Most advertisers work with mobile-ad networks, which bring together advertisers and websites that are frequently viewed by phone. Some of the larger players, which are owned by the likes of Nokia, AOL, and Yahoo (NASDAQ:YHOO), will act as full-service marketing shops. They handle the entire process, including technology, the creative content of mobile ads, and the ads' placement.
Because the industry is so young, rates range widely. Third Screen Media and AdMob, the two main mobile-ad networks, charge CPMs of $15 to $25 for banner ads. "The market is trying to find its price points," says Mike Baker, head of Nokia Ad Business, which charges CPMs as high as $75.
One option is to buy or rent a short code, a five- or six-digit phone number from which you can send and receive text messages. One common way to use a short code is to publish it on a billboard or in a print ad ("Text 51234 for more information") that encourages customers to enter a contest or participate in a poll.
Cellit Mobile Marketing, in Chicago, and Movo, in Florida, sell short codes for $500 to $1,000 per month, plus a one-time setup fee of a few thousand dollars and a charge of 4 cents to 7 cents for each text message. You can also rent a code for as little as $225 per month. Keep in mind that technological standards vary. Nearly every phone on the market is equipped to send and receive texts, but some systems won't let you embed complex graphics or photographs.

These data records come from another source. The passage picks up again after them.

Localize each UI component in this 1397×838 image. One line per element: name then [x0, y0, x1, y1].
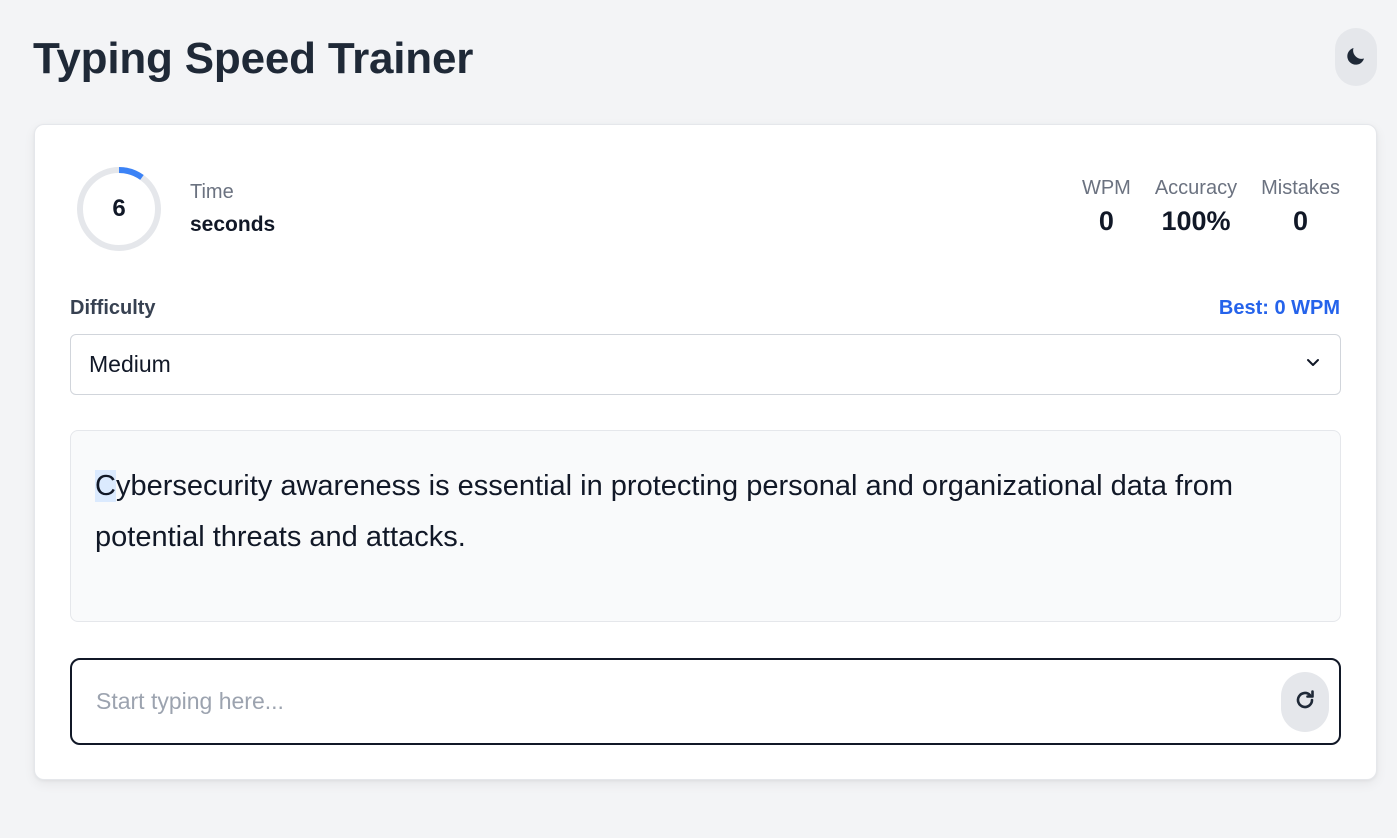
time-unit: seconds — [190, 213, 276, 236]
stat-value: 100% — [1161, 206, 1231, 236]
stat-wpm: WPM 0 — [1082, 177, 1131, 237]
typing-input-container — [70, 658, 1341, 745]
stat-accuracy: Accuracy 100% — [1155, 177, 1237, 237]
difficulty-select[interactable]: Medium — [70, 334, 1341, 395]
typing-input[interactable] — [96, 688, 1281, 715]
trainer-card: 6 Time seconds WPM 0 Accuracy 100% Mista… — [34, 124, 1377, 780]
theme-toggle-button[interactable] — [1335, 28, 1377, 86]
stat-value: 0 — [1293, 206, 1309, 236]
difficulty-label: Difficulty — [70, 297, 156, 319]
current-character: C — [95, 470, 116, 502]
difficulty-selected-value: Medium — [89, 351, 171, 377]
best-score: Best: 0 WPM — [1218, 297, 1340, 319]
page-title: Typing Speed Trainer — [33, 34, 474, 83]
remaining-text: ybersecurity awareness is essential in p… — [95, 470, 1234, 553]
stat-label: WPM — [1081, 177, 1131, 199]
restart-button[interactable] — [1281, 671, 1329, 732]
passage-panel: Cybersecurity awareness is essential in … — [70, 430, 1341, 622]
stat-mistakes: Mistakes 0 — [1261, 177, 1340, 237]
timer-value: 6 — [112, 195, 126, 222]
stat-value: 0 — [1098, 206, 1114, 236]
moon-icon — [1344, 44, 1368, 71]
refresh-icon — [1293, 688, 1317, 715]
stats-group: WPM 0 Accuracy 100% Mistakes 0 — [1082, 177, 1340, 237]
chevron-down-icon — [1304, 353, 1322, 376]
passage-text: Cybersecurity awareness is essential in … — [95, 461, 1316, 563]
stat-label: Accuracy — [1154, 177, 1238, 199]
stat-label: Mistakes — [1261, 177, 1340, 199]
time-label: Time — [190, 181, 234, 203]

Google (NASDAQ:GOOG) is expanding into the mobile world, allowing companies to buy contextual ads--ads related to content, like those Google ads you know and love--on the mobile Web. This is being hyped as the next big thing. AdMob claims click-through rates on this type of ad of up to 3 percent, which is quite high. The company doesn't charge by CPM for contextual ads; instead, it charges a cost-per-click fee of 25 cents to 30 cents. Marketers are also experimenting with targeted click-to-call ads on mobile phones.